The new station, however, is in a spot that is just that bit too far to walk.  There's a reason why the Baltic has been slow to develop along with the rest of the city - it's too isolated away from the rest of the city centre.  It's almost a mile from Central on foot, and that's a walking route along busy roads and dodgy backstreets.  Putting a new station in this spot would open up travel for just one or two stops in a way that doesn't currently exist.  

The inclusion of a cycle hub adds real value to the site, making it a public transport interchange on a few levels.  Presumably they'll also stick in a spot to hire those whizzy e-scooters that are constantly being driven on the pavement all over Liverpool.  With any luck they'll also tame the roads around the station - Parliament Street is six lanes here; not exactly a pedestrian and cycle friendly environment.  

Head inside and you can buy tickets for CalTrain, San Francisco's commuter rail network, which is very handy I'm sure you'll agree.  Of course I'm joking; the CGI used is rudimentary but does the job, and you just have to ignore the blank unstaring faces of the commuters.  There's also a cafe in the ticket hall, with some tables set outside, which I'm sure will definitely happen.

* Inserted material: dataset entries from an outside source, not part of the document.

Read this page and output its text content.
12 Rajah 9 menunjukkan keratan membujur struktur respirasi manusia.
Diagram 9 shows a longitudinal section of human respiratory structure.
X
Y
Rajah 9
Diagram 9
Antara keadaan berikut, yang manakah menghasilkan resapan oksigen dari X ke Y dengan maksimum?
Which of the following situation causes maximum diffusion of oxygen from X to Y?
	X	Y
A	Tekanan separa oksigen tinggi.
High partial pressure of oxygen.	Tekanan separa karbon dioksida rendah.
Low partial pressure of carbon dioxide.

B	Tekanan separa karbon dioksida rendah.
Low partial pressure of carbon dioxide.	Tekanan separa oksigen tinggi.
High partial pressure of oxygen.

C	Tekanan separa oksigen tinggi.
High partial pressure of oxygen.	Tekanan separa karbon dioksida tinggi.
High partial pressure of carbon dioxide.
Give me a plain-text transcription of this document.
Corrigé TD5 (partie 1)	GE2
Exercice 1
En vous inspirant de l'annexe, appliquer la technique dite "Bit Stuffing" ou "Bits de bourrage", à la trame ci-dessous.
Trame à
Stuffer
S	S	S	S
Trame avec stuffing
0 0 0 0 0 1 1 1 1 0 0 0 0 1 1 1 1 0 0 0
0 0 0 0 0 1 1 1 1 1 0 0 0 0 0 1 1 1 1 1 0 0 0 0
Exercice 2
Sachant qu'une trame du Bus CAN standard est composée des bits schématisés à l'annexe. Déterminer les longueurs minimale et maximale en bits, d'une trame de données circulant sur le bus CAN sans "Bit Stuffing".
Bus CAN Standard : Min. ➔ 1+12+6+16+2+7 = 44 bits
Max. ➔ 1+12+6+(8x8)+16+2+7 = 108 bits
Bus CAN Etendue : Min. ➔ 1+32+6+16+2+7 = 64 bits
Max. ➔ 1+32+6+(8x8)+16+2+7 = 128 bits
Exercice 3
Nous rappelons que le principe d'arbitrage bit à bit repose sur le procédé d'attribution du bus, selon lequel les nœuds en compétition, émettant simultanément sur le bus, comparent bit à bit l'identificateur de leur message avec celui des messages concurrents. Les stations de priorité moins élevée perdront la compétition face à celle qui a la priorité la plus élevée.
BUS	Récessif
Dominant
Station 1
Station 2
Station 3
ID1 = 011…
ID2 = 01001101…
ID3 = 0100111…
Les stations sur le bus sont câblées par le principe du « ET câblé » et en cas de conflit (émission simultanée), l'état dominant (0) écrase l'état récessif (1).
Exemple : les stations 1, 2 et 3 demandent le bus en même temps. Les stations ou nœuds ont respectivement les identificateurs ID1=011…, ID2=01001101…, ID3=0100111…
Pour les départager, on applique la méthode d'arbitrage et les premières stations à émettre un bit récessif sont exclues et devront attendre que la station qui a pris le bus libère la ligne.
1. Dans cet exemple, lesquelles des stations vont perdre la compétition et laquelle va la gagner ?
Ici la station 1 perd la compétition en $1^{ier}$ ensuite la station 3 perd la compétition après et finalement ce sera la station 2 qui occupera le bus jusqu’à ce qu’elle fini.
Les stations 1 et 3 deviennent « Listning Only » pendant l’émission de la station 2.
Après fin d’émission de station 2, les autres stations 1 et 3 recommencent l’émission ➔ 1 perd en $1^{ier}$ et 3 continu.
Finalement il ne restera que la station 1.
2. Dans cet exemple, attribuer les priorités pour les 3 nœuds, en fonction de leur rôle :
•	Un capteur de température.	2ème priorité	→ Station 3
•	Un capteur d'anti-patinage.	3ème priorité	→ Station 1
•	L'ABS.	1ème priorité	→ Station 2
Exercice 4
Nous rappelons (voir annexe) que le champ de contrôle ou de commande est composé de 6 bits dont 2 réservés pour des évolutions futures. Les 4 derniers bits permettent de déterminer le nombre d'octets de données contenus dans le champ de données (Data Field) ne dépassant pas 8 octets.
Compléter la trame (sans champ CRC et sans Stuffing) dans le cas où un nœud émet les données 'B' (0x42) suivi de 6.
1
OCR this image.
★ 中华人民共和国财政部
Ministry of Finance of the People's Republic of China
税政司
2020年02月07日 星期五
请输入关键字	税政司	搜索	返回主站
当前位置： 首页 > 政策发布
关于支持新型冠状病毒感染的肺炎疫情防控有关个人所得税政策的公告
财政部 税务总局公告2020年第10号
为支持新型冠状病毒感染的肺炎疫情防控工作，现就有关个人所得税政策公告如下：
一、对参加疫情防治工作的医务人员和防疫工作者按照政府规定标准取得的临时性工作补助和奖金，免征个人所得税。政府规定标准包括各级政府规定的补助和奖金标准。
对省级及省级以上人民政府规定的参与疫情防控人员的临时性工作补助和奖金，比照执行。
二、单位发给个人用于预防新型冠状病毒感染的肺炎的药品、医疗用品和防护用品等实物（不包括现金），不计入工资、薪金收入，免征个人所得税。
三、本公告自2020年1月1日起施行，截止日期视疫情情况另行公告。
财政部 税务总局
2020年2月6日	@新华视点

It was when the flythrough went through the ticket barriers that I realised Merseyrail were taking this station seriously.  The station has escalators.  Escalators are expensive to install and maintain and so often get value engineered away - Conway Park lost its escalators before it was built and ended up with lifts only.  A station in a city centre should absolutely have escalators.  You want to whizz people to and from the platform as quickly as possible.  

At platform level, there's a pleasing mix of old and new, the 150 year old cutting walls complemented by new steel and glass inserts.  It's a bit like Liverpool South Parkway, the last really big project Merseytravel dealt with, right down to the over-track waiting area.  

The final piece of the puzzle is what to call it.  There are three options:
  • Liverpool Baltic
  • Liverpool Parliament Street
  • Liverpool Riverside
Leaving aside the pointless "Liverpool" prefix (which will probably only be used in official documents, like how the underground station is Lime Street on the trackside signs and maps but Liverpool Lime Street everywhere else), it's clear that these names aren't equal.  We can rule out "Riverside" right now, because it's a daft suggestion, and the station's nowhere near the river.  Both James Street and Brunswick are much closer to the Mersey and you don't want tourists getting off at Riverside station looking for the Albert Dock.  "Parliament Street" is geographically accurate, but incredibly dull - naming a station after the road it's on is the laziest possible solution.  Also, Parliament Street becomes Upper Parliament Street at this junction, and Upper Parliament Street is a mile long; if you didn't know too much about Liverpool and wanted to get to the Women's Hospital you might get off at Parliament Street station and then face a very long walk.

So it's Baltic, really, the name that the station has been informally referred to for years, the name that describes the area it's in, the name that has fashionable cachet.  Even if the public voted for Riverside I suspect there'd be a Blue Peter-style fudging of the results to get the name the authority wants.

To summarise: this is a great proposal that could transform the city centre completely.  Please build it right now.  Thanks.

You can vote for the new station name here.  Please vote Baltic.